The British-Irish Chamber of Commerce has run rule over "Alternative Arrangements" ideas of @ShankerSingham1 and co...and trashed them.
My report with comment from @nealerichmond @NicoleSykes_ @hayward_katy and others 1/tread
You can read the full @BrIreCham readout here - only three or four pages - but some selected highlights by me.
[The Chamber, which is bilateral, was founded 2011 to promote IE-UK trade worth £50bn and supporting 400k jobs] /2
The first point is that - as noted in recent threads - that the @ProsperityUK_ report backed by @GregHands @NickyMorgan01 requires checks, just not "at" the border, diluting commitments in 2017 Joint Report. /3
Second, the fundamental idea of a single UK-Ireland zone for plant/animal product (SPS) regs based on "deemed equivalence" with the EU is a shakey foundation indeed, since it risks Ireland's position in EU single market. @nealerichmond is even straighter. "non-starter" he says/4
Which (and the reports authors who presented to the Chamber in Dublin last Thursday) admit this is pretty big "IF" in their scheme....indeed, there are a bunch more "IF"s when it comes to derogations on where checks are done etc....lots of wishful thinking. /5
Then there was the issue of whether even these ideas were workable....

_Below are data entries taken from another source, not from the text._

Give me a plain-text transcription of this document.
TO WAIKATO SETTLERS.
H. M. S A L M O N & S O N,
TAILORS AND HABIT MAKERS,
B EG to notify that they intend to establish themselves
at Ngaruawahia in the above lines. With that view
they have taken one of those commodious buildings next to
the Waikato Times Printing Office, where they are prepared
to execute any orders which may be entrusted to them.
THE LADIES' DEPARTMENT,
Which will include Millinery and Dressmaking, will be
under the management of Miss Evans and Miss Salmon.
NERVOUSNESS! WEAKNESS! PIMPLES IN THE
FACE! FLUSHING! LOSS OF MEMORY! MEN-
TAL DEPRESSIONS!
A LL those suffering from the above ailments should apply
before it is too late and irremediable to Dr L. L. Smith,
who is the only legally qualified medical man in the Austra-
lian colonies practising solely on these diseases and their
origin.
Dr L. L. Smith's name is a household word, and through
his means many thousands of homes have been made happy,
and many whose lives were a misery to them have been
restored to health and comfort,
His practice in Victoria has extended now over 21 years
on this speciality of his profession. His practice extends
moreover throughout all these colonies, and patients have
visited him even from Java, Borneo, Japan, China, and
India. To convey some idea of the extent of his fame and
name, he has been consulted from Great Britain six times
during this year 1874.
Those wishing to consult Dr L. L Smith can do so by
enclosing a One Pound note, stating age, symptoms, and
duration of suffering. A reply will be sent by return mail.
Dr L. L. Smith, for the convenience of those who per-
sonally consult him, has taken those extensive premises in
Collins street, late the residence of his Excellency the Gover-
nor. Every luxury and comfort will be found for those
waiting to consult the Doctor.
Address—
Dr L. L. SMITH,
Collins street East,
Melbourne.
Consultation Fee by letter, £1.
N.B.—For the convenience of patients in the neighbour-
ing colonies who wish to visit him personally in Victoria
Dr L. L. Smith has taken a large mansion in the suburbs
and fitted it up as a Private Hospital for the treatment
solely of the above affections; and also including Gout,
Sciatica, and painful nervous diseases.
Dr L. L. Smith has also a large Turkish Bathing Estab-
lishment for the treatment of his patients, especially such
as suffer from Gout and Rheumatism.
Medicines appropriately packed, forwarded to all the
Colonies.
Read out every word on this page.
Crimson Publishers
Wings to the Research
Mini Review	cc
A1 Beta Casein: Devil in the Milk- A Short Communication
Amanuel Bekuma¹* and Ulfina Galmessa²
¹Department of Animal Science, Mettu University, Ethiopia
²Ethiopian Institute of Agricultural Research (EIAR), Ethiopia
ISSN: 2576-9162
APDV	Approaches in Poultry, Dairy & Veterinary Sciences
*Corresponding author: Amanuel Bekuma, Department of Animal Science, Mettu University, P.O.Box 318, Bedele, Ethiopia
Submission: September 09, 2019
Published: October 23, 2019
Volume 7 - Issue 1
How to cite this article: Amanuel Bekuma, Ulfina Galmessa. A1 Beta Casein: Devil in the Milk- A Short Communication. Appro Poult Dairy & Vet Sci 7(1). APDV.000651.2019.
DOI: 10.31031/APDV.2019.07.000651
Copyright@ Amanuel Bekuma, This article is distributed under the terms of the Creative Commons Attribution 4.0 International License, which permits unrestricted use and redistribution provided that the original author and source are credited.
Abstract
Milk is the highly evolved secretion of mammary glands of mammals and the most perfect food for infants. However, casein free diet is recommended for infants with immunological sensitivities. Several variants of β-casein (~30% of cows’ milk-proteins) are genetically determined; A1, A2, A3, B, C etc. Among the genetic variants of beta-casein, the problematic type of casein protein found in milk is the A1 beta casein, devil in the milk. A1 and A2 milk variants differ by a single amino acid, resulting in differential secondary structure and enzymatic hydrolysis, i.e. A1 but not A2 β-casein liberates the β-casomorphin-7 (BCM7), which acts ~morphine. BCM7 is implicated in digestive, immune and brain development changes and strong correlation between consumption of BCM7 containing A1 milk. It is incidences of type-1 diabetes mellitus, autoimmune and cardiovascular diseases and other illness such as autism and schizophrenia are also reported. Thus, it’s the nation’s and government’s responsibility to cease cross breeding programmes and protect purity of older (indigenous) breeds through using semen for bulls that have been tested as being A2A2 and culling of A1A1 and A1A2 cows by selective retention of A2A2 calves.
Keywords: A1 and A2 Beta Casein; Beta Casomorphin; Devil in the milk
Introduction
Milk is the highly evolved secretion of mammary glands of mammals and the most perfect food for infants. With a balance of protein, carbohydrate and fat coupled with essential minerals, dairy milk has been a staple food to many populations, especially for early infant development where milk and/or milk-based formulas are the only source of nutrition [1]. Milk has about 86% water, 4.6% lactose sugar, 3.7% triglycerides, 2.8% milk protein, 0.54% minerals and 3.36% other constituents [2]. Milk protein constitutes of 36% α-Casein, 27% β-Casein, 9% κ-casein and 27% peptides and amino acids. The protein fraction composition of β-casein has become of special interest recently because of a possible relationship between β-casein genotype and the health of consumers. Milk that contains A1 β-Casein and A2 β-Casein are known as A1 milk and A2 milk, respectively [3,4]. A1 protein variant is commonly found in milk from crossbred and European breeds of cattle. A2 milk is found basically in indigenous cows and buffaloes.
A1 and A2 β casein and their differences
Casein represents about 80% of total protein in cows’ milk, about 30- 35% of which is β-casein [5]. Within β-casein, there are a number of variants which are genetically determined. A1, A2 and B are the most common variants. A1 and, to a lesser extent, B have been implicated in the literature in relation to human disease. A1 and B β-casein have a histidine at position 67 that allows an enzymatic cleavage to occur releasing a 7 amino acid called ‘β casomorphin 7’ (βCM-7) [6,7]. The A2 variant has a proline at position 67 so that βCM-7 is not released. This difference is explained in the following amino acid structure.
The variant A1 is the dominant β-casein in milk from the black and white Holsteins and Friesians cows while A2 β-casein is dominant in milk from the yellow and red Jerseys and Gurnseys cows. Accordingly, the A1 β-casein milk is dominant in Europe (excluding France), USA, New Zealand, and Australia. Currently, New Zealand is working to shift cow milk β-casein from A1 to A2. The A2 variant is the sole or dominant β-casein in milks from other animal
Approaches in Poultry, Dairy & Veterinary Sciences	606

One food wholesale/retail company in NI estimated they would need "35 vets" per night to make it work - some products need three certifications. /6
Then there was the issue of smuggling, the costs to business - compared to the zero costs of the Irish backstop (which Irish and NI business supports) and the actual viability of many of @shankersingham1 ideas. Here's what they say on the cost point/7 :
But an example of viability. One plan, for larger businesses, is for them to join a trusted trader scheme like the "CSA Platinum programme between Canada and the USA"....but as @hayward_katy from QUB tells me (just back from research trip to US-Canada border) that's a dud /8
All that is pretty much par for the course...the Chamber concludes the Alternative Arrangements would be "worse for businesses" in Ireland and "lack credibility in the reality of how all-island trade actually works". Oooph.
But one more interesting thing.../9
After the presentation the Chamber drew a fascinating insight:
Not only does the AAC want to dilute the Joint Report, but they *really* want an all-Ireland solution - even if they accept that the DUP won't wear it now. /10
This is important - and it was hinted at again in the AAC's interim report exec summary here. A paragraph worth re-reading. /11
The implications seem pretty clear - when it comes down it, the Brexiteer commission on fixing the Irish border reckons the @duponline will need to compromise to deliver Brexit for Great Britain. The solution will have to be some form of all-Ireland alignment. /12
And this isn't all that hypothetical, because the AAC report basically already admits that it won't work:
"We accept that this would be difficult to negotiate" its says of the SPS/equivalence regime on which the entire plan is founded. /13
The AAC already seems to hint at the answer, once Stormont institutions are back up, there will have to be a great deal more flexibility on the DUP 'red lines'. /15
Part of me even wondered whether all the talk of 'Free Ports' being re-introduced might provide further smokescreen for softening the idea that Northern Ireland's (already different) position vis-a-vis the EU/GB might become more different. /16
Lastly, what is even more interesting is the lack of outcry from the @duponline on what @ShankerSingham1 and co seem to be alluding to....the Party has very noticeably not taken the bait.